The extra money won't be needed until 2004 at the earliest, recreation Director Gary J. Arthur said, and is partly the result of a redesign to add more playing fields and parking, and partly from inflation.

A public meeting on the latest version of the park's design - which could include lighted playing fields - is scheduled at 7:30 p.m. Jan. 10 at the Circle D recreational facility in Glenwood.

Like new school buildings that are expected to cost $8 million more next year because of inflation, Arthur said, recreation projects are seeing a similar 16 percent to 25 percent increase in projected costs because of the demand for skilled construction workers and materials. That might mean a delay in finishing work on the park's final phase, scheduled for completion in late 2003.

That final phase, or Phase III, is a multipurpose building that includes a community center and a long-awaited senior center, which County Executive James N. Robey has promised western county residents will be built.

Robey said, "Right now, as far as I'm concerned, everything is still on schedule." Inflation, he said, "is certainly a concern. We've seen a lot of projects coming in over bid."

Western Regional Park in Glenwood was the subject of a controversy last winter because western county residents and business owners feared some planned facilities - a small amphitheater, large picnic pavilions and a 12-acre lake - would draw loud crowds and heavy traffic. As a result, the county scaled back plans, eliminating those features and adding more ball fields.

But Arthur said that the five to seven additional fields now planned are expensive to build and irrigate. Each one requires dozens more parking spaces to allow room for those using the fields and for families arriving for the next scheduled game.

All the fields and parking are part of Phase I for the park, which is under design, Arthur said. Work is scheduled to begin on the site, at Route 97 and Carrs Mill Road, in September, he said.

Phase II includes two miles of pathways circling the park, tennis courts, basketball courts and a covered roller hockey rink.

The county has approved $2.2 million for the park, and Arthur is asking for an additional $2.6 million in the budget year that starts July 1. Robey will consider that as part of his capital budget, to be presented to the County Council about April 1. The council then can make changes before adopting a final budget by June 1.

Currently, the extended capital budget calls for an additional $1.8 million in fiscal 2003 and $1.3 million in fiscal 2004.

Arthur estimates it will take at least $2 million, if not more, beyond that to finish the park. "I'm going to have to get more funding," he said.
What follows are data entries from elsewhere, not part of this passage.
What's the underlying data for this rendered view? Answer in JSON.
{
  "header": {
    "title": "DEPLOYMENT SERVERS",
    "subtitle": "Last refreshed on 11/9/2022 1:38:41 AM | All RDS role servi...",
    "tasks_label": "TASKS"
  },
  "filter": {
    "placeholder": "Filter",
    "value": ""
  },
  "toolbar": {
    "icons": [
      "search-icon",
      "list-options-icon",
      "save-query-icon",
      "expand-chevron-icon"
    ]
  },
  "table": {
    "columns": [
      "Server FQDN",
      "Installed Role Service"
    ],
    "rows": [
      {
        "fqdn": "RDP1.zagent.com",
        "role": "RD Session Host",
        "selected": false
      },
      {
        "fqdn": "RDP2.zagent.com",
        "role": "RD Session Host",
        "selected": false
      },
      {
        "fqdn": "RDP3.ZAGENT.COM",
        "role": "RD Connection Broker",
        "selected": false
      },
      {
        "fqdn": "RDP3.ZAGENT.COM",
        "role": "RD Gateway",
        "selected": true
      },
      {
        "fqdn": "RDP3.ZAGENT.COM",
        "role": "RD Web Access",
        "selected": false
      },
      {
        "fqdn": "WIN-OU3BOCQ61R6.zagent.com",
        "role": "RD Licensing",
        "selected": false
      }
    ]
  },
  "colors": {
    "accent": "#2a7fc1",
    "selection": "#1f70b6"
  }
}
Arthur said he is re-examining the possibility of installing lighted fields at the park, something sports advocates mentioned at a recent meeting of a citizens advisory group that is consulting with the county on the park.

County Councilman Allan H. Kittleman, a western county Republican who represents the area and meets with the committee, said he, too, believes considering lights is worthwhile.

"We all agreed we should talk about it," he said, noting that he hasn't taken a position on the lighting but wants to see what nearby residents think.

Lights "would certainly help the fields to be used more often for kids," Arthur said, explaining that adults' being able to use the fields in the evenings would allow more time for kids during the day.

Arthur said lighting technology has made great strides in recent years, and low-density lights with beams directed straight down would not annoy neighbors.

As for the senior citizens, Kittleman said, "there's no question they'll get their senior center."